While I am still trying to figure if this is a Salesforce bug or an issue with the documentation itself, or if I am missing something here, thought of getting some opinion here as well, if anyone has experienced this scenario and possible resolutions.
Use Case: Allow JIT provisioning (User Provisioning Type selected as Standard on the SSO settings setup page)/SSO for Community Users using SAML
The SAML assertion for both scenarios (JIT provisioning/SSO) consists of these attributes:
<saml:Attribute Name="User.FederationIdentifier" />
<saml:Attribute Name="User.FirstName" />
<saml:Attribute Name="Account.AccountNumber" />
<saml:Attribute Name="Account.Name" />
<saml:Attribute Name="Contact.Email" />
<saml:Attribute Name="Contact.LastName" />
Scenario 1 (JIT)
- Account exists in system
- Contact does not exist in system
- User does not exist in system
This scenario works fine based on the documentation. A Contact record is created, a User record is created and the User is logged in to the Community. Excerpt below from the documentation.

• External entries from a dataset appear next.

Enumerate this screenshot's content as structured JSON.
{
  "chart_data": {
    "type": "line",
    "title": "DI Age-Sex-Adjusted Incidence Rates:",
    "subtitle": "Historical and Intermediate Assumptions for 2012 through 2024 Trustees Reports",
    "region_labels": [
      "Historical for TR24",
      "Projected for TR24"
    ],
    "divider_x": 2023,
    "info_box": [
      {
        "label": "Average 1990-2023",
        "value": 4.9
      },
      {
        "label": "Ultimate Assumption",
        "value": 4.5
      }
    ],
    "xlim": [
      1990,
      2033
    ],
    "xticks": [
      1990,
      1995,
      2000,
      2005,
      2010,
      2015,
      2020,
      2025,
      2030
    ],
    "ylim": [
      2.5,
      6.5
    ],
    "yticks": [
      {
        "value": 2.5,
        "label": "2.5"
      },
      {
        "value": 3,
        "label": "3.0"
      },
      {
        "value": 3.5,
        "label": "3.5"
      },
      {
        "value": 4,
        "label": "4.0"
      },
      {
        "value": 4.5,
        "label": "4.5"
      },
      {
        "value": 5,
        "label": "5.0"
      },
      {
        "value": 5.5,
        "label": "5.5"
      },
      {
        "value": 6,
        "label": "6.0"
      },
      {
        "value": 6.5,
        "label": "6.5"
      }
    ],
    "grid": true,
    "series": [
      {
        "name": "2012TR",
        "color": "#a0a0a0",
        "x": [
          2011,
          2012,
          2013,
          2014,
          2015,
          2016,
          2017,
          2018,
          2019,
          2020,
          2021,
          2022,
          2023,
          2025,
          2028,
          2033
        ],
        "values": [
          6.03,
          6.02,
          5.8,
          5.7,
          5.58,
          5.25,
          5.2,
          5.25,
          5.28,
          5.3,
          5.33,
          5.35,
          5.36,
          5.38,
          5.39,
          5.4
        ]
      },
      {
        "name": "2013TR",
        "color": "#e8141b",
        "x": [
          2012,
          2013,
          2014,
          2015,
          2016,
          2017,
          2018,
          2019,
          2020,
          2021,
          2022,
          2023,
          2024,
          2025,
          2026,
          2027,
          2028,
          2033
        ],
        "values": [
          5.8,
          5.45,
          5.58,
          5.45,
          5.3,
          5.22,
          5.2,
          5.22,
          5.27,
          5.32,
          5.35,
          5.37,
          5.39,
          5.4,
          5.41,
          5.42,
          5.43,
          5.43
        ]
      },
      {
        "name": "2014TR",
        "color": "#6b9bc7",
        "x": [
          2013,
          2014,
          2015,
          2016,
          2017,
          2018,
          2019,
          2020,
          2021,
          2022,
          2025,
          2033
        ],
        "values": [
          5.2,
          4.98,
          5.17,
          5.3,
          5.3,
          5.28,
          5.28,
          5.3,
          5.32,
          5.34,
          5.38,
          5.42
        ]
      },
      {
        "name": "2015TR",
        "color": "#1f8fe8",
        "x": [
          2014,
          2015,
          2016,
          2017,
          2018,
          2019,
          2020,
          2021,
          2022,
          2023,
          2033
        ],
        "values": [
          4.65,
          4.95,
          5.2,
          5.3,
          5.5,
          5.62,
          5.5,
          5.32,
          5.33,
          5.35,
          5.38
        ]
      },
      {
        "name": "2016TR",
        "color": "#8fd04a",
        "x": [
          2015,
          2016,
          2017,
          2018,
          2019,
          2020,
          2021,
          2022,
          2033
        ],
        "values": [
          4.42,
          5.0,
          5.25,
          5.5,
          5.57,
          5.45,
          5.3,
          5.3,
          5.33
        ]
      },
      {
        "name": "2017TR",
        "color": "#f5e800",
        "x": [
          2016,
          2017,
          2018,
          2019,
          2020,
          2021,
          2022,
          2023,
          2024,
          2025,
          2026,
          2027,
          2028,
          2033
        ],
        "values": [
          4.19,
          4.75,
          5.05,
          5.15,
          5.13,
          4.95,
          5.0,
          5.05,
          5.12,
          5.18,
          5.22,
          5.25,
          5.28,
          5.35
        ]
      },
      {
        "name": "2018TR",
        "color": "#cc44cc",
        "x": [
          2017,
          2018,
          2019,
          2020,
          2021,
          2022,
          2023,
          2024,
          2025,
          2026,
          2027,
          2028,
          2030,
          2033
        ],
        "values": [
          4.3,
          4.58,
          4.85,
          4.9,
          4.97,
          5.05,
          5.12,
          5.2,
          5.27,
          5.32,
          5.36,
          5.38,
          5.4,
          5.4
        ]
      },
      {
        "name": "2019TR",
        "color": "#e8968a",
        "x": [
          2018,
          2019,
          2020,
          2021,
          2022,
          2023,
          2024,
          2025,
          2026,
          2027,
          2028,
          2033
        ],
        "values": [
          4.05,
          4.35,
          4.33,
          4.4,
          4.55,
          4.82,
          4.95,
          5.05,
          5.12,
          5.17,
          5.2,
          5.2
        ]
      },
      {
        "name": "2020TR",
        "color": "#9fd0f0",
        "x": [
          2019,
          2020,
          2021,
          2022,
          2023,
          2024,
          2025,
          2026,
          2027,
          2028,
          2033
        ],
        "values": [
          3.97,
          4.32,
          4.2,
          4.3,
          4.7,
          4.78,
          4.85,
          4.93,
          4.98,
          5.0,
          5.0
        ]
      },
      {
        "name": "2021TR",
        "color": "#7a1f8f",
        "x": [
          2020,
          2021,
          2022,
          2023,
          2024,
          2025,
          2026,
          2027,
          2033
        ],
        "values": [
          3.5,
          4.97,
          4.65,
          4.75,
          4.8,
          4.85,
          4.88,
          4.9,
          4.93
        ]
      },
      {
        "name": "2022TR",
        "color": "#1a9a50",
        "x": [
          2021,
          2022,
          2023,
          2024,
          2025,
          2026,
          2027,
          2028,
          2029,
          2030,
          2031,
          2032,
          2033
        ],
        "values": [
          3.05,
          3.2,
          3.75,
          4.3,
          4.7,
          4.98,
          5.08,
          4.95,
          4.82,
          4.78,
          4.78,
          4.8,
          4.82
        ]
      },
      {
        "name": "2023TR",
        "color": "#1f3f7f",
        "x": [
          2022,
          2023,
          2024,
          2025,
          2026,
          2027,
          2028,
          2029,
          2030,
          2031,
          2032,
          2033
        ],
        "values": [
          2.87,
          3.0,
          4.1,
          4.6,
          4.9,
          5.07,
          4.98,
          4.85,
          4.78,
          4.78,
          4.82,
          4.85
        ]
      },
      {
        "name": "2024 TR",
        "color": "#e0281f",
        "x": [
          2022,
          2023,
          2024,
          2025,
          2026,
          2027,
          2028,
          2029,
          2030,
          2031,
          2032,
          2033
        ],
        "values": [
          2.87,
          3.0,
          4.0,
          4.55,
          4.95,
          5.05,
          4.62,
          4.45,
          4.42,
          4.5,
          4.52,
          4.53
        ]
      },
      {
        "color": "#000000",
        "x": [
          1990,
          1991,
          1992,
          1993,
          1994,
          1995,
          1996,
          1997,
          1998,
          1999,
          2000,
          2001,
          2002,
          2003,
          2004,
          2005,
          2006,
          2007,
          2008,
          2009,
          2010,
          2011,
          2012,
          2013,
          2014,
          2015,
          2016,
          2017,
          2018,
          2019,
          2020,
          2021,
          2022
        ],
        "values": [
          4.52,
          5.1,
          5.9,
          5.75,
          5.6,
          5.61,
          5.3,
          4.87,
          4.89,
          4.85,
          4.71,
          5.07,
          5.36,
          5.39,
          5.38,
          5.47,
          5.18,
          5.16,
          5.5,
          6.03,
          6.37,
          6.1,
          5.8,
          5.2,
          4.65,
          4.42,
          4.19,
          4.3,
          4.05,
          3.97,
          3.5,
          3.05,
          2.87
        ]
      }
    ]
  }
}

Salesforce attempts to match the Federation ID in the subject of the SAML assertion (or in an attribute element, depending upon how the SAML Identity Location is defined in the SAML Single Sign-On Settings) to the User.FederationIdentifier field of an existing user record.
If a user with a matching user record isn't found, then Salesforce searches the contacts for a match based on the Contact ID (User.Contact) or email (Contact.Email). Contact.Email and Contact.LastName are both required properties when User.Contact is not specified, but matching is only based on Contact.Email when both properties exist.
If a matching contact record isn't found, then Salesforce searches the accounts for a match based on the Contact.Account or Account.AccountNumber specified in the SAML assertion. Account.AccountNumber and Account.Name are both required properties when Contact.Account is not specified, but matching is only based on Account.AccountNumber when both properties exist.
If a matching account record is found, Salesforce inserts a new user record and updates the account records based the attributes provided in the SAML assertion.
Scenario 2 (SSO:Problem)
- Account exists in system
- Contact exists in system – the same Contact as created in Scenario 1
- User exists in system – the same User as created in Scenario 1
- Contact's email is updated in system
- User's email is not updated as Contact's updated email as in above step
This is where the problem is! The documentation mentions as below (even though not clearly specifies what is updated, until you refer to the help article, quoted just after this):
If a matching user record is found, Salesforce uses the attributes in the SAML assertion to update the specified fields.
Then from this help article it clarifies what gets updated:
User record exists: Contact fields (eg LastName, Email) and User fields (eg Email, LastName, etc) are updated.
In this scenario, based on the documentation, a User record should have been found based on the Federation ID, and then Contact attributes should have been updated (even though this too does not seem to be the right, because a Contact email update during JIT/SSO is not a right thing to do if it was done for Business specific reasons). However it ends up throwing an error as "INVALID_CONTACT (23)".
It looks like the process is trying to still lookup a match on Contact even if the User would have been found using the Federation Id. My understanding is that as soon as the User was found, it should login, and update any Contact related attributes which is linked to the Community User record. But as said, this does not seem to be the case.
Now, if I remove the Contact related fields from the assertion, this works fine, i.e., the User is able to login successfully.
The issue here is that, we cannot (and don't want to) control the SAML assertion as the purpose here is JIT provisioning and that the assertion will always have a specified SAML attributes to be sent to Salesforce to support JIT.
While there are options to handle this by writing custom JIT handler, but wanted to get some thoughts here, if anyone has encountered this scenario and if had any solution to address this?
Best Answer
So, finally I got a response from Salesforce support as below:
This is not documented anywhere but that's what the support mentioned that its working as designed and that every time a Contact's email changes in Salesforce, and if the Contact's email is being passed in the assertion, the updated email needs to be sent along with in the assertion.